Именно эта способность отыскивать еще не определившуюся интимность позволяет длиться хрупким сообществам. В отличие от традиционного застолья, собеседники на следующий день не очень понимают, зачем они здесь: что-то еще (или еще раз) длится, но что – не угадать, пока не выдержишь взаимности, не поддашься волнам притяжения и отталкивания.

Таким образом, подлинным героем истории, рассказанной в «Пире», является не Сократ-соблазнитель, а хрупкое сообщество похмельных мужей, которые и нуждаются в воссоединении, и осознают единство взаимного притяжения, и знают, что притяжение бывает разных родов, как пошлым, так и небесным. То самое состояние, в котором уже разлита взаимная притягательность, но которая нуждается в особой фигуре, ценной именно в силу ее незаметности. Сократ здесь – не учитель эротики, а попросту бесстрастный сосед, фон, на котором собственно эротическое, эрос времени, описанного в «Пире», только и мог быть обнаружен.

Итак, если мы принимаем во внимание различные классы неизбывности, их, по крайней мере, три (отрицательный, частный и всеобщий), и не станем подчинять одну экономику неизбывности другой, то станет ясно, что ответ на вопрос «каков Эрот?» вовсе не сводится к некоему «правильному» восхождению к небесному Эроту.
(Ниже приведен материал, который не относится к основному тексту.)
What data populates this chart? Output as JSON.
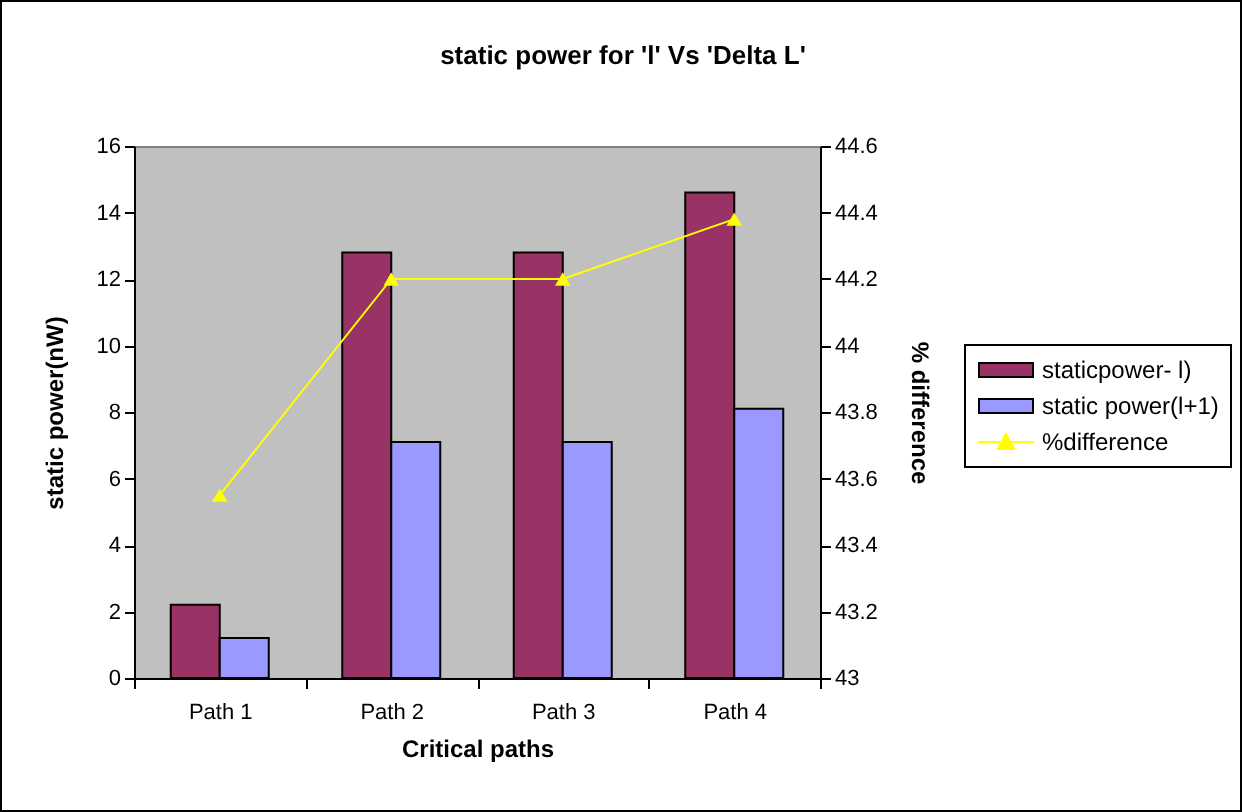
{
  "chart_data": {
    "type": "bar",
    "title": "static power for 'l' Vs 'Delta L'",
    "xlabel": "Critical paths",
    "ylabel": "static power(nW)",
    "y2label": "% difference",
    "categories": [
      "Path 1",
      "Path 2",
      "Path 3",
      "Path 4"
    ],
    "series": [
      {
        "name": "staticpower- l)",
        "color": "#993366",
        "values": [
          2.2,
          12.8,
          12.8,
          14.6
        ]
      },
      {
        "name": "static power(l+1)",
        "color": "#9999ff",
        "values": [
          1.2,
          7.1,
          7.1,
          8.1
        ]
      },
      {
        "name": "%difference",
        "type": "line",
        "axis": "y2",
        "color": "#ffff00",
        "marker": "triangle",
        "values": [
          43.55,
          44.2,
          44.2,
          44.38
        ]
      }
    ],
    "ylim": [
      0,
      16
    ],
    "yticks": [
      0,
      2,
      4,
      6,
      8,
      10,
      12,
      14,
      16
    ],
    "y2lim": [
      43,
      44.6
    ],
    "y2ticks": [
      43,
      43.2,
      43.4,
      43.6,
      43.8,
      44,
      44.2,
      44.4,
      44.6
    ],
    "legend": "right",
    "grid": false
  }
}
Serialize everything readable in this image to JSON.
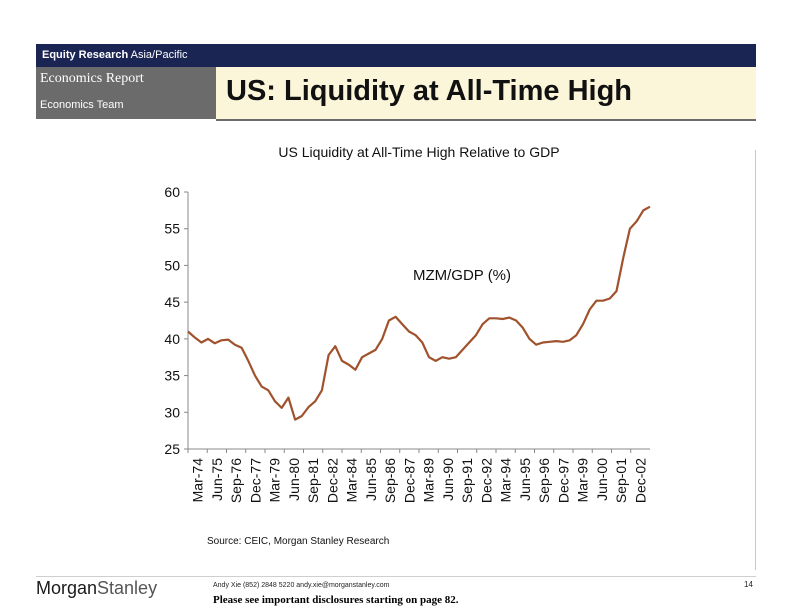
{
  "header": {
    "dept_bold": "Equity Research",
    "region": "Asia/Pacific",
    "report_type": "Economics Report",
    "team": "Economics Team",
    "title": "US: Liquidity at All-Time High"
  },
  "colors": {
    "header_navy": "#1b2553",
    "sidebar_gray": "#6b6b6b",
    "title_bg": "#fbf6d9",
    "series_line": "#a0522d"
  },
  "chart_data": {
    "type": "line",
    "title": "US Liquidity at All-Time High Relative to GDP",
    "xlabel": "",
    "ylabel": "",
    "ylim": [
      25,
      60
    ],
    "yticks": [
      25,
      30,
      35,
      40,
      45,
      50,
      55,
      60
    ],
    "grid": false,
    "annotation": "MZM/GDP (%)",
    "tick_labels": [
      "Mar-74",
      "Jun-75",
      "Sep-76",
      "Dec-77",
      "Mar-79",
      "Jun-80",
      "Sep-81",
      "Dec-82",
      "Mar-84",
      "Jun-85",
      "Sep-86",
      "Dec-87",
      "Mar-89",
      "Jun-90",
      "Sep-91",
      "Dec-92",
      "Mar-94",
      "Jun-95",
      "Sep-96",
      "Dec-97",
      "Mar-99",
      "Jun-00",
      "Sep-01",
      "Dec-02"
    ],
    "x_start": "Mar-74",
    "x_end": "Mar-03",
    "series": [
      {
        "values": [
          41.0,
          40.2,
          39.5,
          40.0,
          39.4,
          39.8,
          39.9,
          39.2,
          38.8,
          37.0,
          35.0,
          33.5,
          33.0,
          31.5,
          30.6,
          32.0,
          29.0,
          29.5,
          30.7,
          31.5,
          33.0,
          37.8,
          39.0,
          37.0,
          36.5,
          35.8,
          37.5,
          38.0,
          38.5,
          40.0,
          42.5,
          43.0,
          42.0,
          41.0,
          40.5,
          39.5,
          37.5,
          37.0,
          37.5,
          37.3,
          37.5,
          38.5,
          39.5,
          40.5,
          42.0,
          42.8,
          42.8,
          42.7,
          42.9,
          42.5,
          41.5,
          40.0,
          39.2,
          39.5,
          39.6,
          39.7,
          39.6,
          39.8,
          40.5,
          42.0,
          44.0,
          45.2,
          45.2,
          45.5,
          46.5,
          51.0,
          55.0,
          56.0,
          57.5,
          58.0
        ]
      }
    ]
  },
  "source": "Source: CEIC, Morgan Stanley Research",
  "footer": {
    "logo_main": "Morgan",
    "logo_light": "Stanley",
    "contact": "Andy Xie (852) 2848 5220  andy.xie@morganstanley.com",
    "disclosure": "Please see important disclosures starting on page 82.",
    "page_number": "14"
  }
}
Эрот различен. Но заметен он только в том усилии возобновления дружественного расположения, которое проявляется непременной неизбывностью, предъявленной в фигуре Сократа-гения. А вопрос о сущности Эрота только очень приблизительно может быть задан в форме «что есть Эрот?», но, скорее, «скольких Эрот?», или – «которые из Эротов?».

 

Примечания

* Исследование выполнено при финансовой поддержке РФФИ в рамках научного проекта №18-511-00018 Бел_а

[1] Хайдеггер М. Вопрос о технике // Хайдеггер М. Время и бытие: Статьи и выступления. М.: Республика, 1993. С. 235.

[2] Фичино М. Комментарий на «Пир» Платона // Эстетика Ренессанса в 2-х тт. М., Искусство, 1981. Т. I. С. 167.

[3] Там же. С. 169.

[4] Гончарко Д. Н., Гончарко О. Ю. Платоновский «Пир» и закон тождества // XXVI научная конференция «Универсум Платоновской мысли»: «Платоновское наследие в исторической ретроспективе: интеллектуальные трансформации и новые исследовательские стратегии». Тезисы докладов. Санкт-Петербург, 2018. С. 105.

[5] Протопопова И. А. Платон, Вл. Соловьев, Ж. Лакан: от «андрогинна» к «агальме» (трансформации платоновской «эротологии») // Вестник РГГУ. Серия: Философия. Социология. Искусствоведение. 2015. №5 (148). С. 22.

[6] Нанси Ж.-П. Бытие единичное множественное. Минск, «И. Логвинов», 2004. Пер. В. В. Фурс под ред. Т. В. Щитцовой. С. 57.

[7] Кьеза Л. «Le ressort de l’amour»: Лакан и Платон // Новое литературное обозрение. 2011. № 112 (6). Url: http://magazines.russ.ru/nlo/2011/112/k5.html (дата обращения: 09.11.2018).

[8] Вальденфельс Б. Происхождение норм из жизненного мира // Вальденфельс Б. Мотив чужого: сб. пер. с нем. Минск, «Пропилеи», 1999. С. 87.